Athens leaves golden couples far behind
Athens was supposed to go down in history as the Game of Marion Jones and Tim Montgomery but the fantasy was punctured by a syringe.
The Athens Olympics were supposed to go down in history as the Games of the Golden Couple. The script writers had cast their characters and penned the perfect storyline long ago.
Marion Jones -- leading lady -- would win a bagful of bullion while her leading man, real-life partner and 100 metres world record holder Tim Montgomery, would be crowned the fastest human being on the planet.
The two would embrace, parade their young son before the world and the United States would go wild.
When that fantasy was punctured by a syringe, anonymously sent to the US drugs police and containing a previously undetectable designer steroid, a quick re-jig was required, along similar lines but with a Greek theme.
Now Sydney victor Costas Kenteris would magically defend his 200 metres title -- not quite the Olympics' blue-riband event but as near as damn it -- and his training partner and compatriot Katerina Thanou would replace Jones as 100 metres queen. The pair would embrace and Greece would explode with joy.
But a missed drugs test, a mysterious motorbike shunt and a stream of unanswered doping questions also killed off that idea, culminating on Saturday with Kenteris and Thanou's suspension from the Greek team. Athens now desperately needs a second re-write.
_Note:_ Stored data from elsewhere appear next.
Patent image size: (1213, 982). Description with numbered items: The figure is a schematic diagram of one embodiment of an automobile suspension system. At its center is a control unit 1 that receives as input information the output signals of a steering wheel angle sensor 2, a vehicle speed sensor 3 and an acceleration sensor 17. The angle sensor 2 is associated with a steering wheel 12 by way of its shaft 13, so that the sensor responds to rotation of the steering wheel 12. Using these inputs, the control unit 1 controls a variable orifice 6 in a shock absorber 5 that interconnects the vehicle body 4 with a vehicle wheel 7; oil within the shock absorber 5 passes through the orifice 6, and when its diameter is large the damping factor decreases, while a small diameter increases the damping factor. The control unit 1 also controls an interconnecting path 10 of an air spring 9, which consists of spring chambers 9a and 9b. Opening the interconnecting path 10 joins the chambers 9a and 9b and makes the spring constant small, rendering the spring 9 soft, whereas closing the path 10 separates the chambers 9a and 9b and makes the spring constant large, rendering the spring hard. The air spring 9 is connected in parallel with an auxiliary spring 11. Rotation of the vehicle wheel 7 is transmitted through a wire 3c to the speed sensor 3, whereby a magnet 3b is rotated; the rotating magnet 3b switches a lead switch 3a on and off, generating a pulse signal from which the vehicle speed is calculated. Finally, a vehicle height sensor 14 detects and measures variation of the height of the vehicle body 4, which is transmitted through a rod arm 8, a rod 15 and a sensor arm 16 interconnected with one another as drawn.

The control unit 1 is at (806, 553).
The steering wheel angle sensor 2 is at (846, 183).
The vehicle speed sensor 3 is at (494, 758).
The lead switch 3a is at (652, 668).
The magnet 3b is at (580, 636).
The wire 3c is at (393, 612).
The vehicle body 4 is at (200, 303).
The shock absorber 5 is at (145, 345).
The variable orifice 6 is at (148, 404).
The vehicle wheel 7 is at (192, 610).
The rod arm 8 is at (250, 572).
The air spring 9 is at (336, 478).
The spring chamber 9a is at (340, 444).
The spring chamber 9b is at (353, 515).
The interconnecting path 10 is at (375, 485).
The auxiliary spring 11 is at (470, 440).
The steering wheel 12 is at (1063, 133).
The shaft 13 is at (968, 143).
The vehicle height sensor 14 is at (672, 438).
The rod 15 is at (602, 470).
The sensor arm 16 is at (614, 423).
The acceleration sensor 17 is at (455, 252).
The golden couple line appears defunct. The men's and women's sprints, too, seem fatally compromised as the stage for the big exploit of the Games. Sydney 100 metres champion and one-time world record holder Maurice Greene,
proclaiming himself the 'GOAT' (Greatest of All Time) at every opportunity, has both stature and a story to tell.
But how heroic would a repeat victory be, with the lanes next to him denuded of quality by scandal? Montgomery faces a doping ban while Europe's best, Briton Dwain Chambers, has already been sidelined for two years. The women's sprints, meanwhile, have been eviscerated, with Jones, herself being investigated by the US Anti-Doping Agency, off the pace and reduced to the long jump. Kelli White has been banned for doping after being stripped of a 2003 World Championship double.